Weight gain: Contrary to the popular image of pregnant women tossing back bon-bons, most women today are clearly instructed to watch their weight and gain no more than 25 to 35 pounds (and a lot less they if are overweight or obese). There is solid proof that if you gain less weight during pregnancy, your baby tends to be smaller, and if you gain more weight, your baby tends to be larger; both ends are associated with risks.
However, while larger babies tend to be associated with a more difficult delivery, smaller babies are associated with breathing difficulties and neurological issues. Thus, Oster suggests that you should actually be "more worried about gaining too little weight than too much."
Changing cat litter: Another under-the-radar but pervasive regulation on expectant moms is to not change kitty littler because it can be contaminated with toxoplasma from cats. Oster tells New York that this is "overblown — unless you have, like, three kittens in your house that are living outside and eating raw meat." However, there is a decent likelihood of being exposed to this parasite through gardening because, as Oster explains, "There are potentially more cats living in your yard than in your house."
But not everyone is ready to toast the new pregnancy manual, especially doctors. Alcohol consumption in particular is a pregnancy ban that the medical community is unwilling to relax. Dr. Donnica Moore tells ABC that, "There is no amount of alcohol in pregnancies that should be considered safe. Anything that the mother ingest flows through the placenta and blood stream to the fetus."
And Dr. Jennifer Ashton tells ABC that she disagrees with Oster's strictly analytical approach to pregnancy guidelines. "In general, it's very important for people to understand there's a lot more to practicing medicine than crunching numbers."
Even outside of medical professionals, there are skeptics of Oster's more laissez faire approach to pregnancy. "There are definitely still questions about what's safe and what's not," writes Melanie Abrahams, a senior editor at Parents, but "why take the risks?" She feels that too often Oster relies on an "'it worked for me' approach," and that some of her claims are a "flat-out danger to pregnant women and their families."

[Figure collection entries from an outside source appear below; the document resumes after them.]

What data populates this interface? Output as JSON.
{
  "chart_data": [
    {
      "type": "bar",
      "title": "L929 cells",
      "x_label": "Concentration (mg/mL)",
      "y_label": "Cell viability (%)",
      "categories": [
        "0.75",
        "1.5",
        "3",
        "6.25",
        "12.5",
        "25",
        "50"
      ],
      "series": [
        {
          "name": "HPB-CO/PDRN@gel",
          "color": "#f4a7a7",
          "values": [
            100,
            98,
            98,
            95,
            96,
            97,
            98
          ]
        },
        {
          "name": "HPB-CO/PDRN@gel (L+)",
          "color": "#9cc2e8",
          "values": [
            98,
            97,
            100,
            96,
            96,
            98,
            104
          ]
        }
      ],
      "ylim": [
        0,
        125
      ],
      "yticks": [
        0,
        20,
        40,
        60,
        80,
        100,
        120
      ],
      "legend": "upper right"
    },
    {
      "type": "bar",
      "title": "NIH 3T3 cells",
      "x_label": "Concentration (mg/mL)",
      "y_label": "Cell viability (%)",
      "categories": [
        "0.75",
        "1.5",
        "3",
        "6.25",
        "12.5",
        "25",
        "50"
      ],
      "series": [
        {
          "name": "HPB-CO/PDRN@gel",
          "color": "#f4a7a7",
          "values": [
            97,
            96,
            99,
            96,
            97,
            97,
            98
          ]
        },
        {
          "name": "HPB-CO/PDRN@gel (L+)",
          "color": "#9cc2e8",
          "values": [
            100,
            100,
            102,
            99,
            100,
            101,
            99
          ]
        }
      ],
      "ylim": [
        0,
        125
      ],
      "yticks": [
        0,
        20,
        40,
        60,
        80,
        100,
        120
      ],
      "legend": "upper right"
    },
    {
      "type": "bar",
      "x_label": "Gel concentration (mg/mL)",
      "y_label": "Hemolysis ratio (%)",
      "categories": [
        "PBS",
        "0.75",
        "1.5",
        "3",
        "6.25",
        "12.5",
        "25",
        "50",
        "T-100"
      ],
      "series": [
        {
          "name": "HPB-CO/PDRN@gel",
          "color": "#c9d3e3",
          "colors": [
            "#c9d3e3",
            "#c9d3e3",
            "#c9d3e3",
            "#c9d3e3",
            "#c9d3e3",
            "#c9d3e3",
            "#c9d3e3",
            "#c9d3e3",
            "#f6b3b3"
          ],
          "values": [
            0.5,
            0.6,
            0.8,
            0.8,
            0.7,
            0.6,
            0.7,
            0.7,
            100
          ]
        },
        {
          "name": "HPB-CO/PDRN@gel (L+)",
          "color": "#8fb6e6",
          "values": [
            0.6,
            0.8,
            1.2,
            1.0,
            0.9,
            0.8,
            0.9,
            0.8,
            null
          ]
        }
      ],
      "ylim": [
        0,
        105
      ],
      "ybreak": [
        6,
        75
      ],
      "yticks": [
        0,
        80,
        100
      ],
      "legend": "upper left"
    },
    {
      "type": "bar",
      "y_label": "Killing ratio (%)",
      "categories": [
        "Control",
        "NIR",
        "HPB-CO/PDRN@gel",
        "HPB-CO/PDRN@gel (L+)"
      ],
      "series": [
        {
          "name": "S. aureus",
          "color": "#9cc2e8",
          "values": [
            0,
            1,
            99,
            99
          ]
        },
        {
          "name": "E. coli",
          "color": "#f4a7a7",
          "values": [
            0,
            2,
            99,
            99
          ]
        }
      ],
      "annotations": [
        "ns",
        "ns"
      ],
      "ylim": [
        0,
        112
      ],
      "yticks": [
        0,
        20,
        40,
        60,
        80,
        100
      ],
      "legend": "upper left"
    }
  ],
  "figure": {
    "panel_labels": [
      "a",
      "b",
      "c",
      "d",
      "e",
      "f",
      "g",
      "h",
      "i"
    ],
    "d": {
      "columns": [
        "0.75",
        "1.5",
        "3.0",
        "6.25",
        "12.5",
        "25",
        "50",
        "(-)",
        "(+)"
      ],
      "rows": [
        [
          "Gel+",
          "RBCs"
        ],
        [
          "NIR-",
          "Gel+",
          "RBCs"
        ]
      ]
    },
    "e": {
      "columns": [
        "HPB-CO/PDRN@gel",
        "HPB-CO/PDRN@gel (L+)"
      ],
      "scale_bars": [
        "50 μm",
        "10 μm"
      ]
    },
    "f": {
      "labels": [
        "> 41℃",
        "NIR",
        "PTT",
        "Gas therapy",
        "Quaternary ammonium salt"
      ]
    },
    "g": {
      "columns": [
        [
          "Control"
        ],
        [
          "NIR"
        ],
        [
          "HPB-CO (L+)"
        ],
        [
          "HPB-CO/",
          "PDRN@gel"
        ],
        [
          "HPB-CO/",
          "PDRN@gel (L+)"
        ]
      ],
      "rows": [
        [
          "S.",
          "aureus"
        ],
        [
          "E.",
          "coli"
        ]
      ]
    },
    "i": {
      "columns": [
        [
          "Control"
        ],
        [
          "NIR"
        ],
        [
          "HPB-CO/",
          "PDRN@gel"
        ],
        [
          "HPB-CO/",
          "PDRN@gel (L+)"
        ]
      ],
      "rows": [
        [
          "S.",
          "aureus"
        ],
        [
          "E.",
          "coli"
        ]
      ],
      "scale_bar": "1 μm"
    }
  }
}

Ouch. Strong words, but this logic may win the hearts, if not the minds, of pregnant women. When it comes to something as sensitive and nerve-racking as pregnancy, more expectant mothers may side with the "why risk it?" reasoning.
Then again, Oster makes a compelling case for encouraging women to "assess risks for themselves" and to reject "categorical limits based on fuzzy science and half-baked research." If her book becomes a bestseller, it may just be a matter of time before champagne becomes standard fare at baby showers.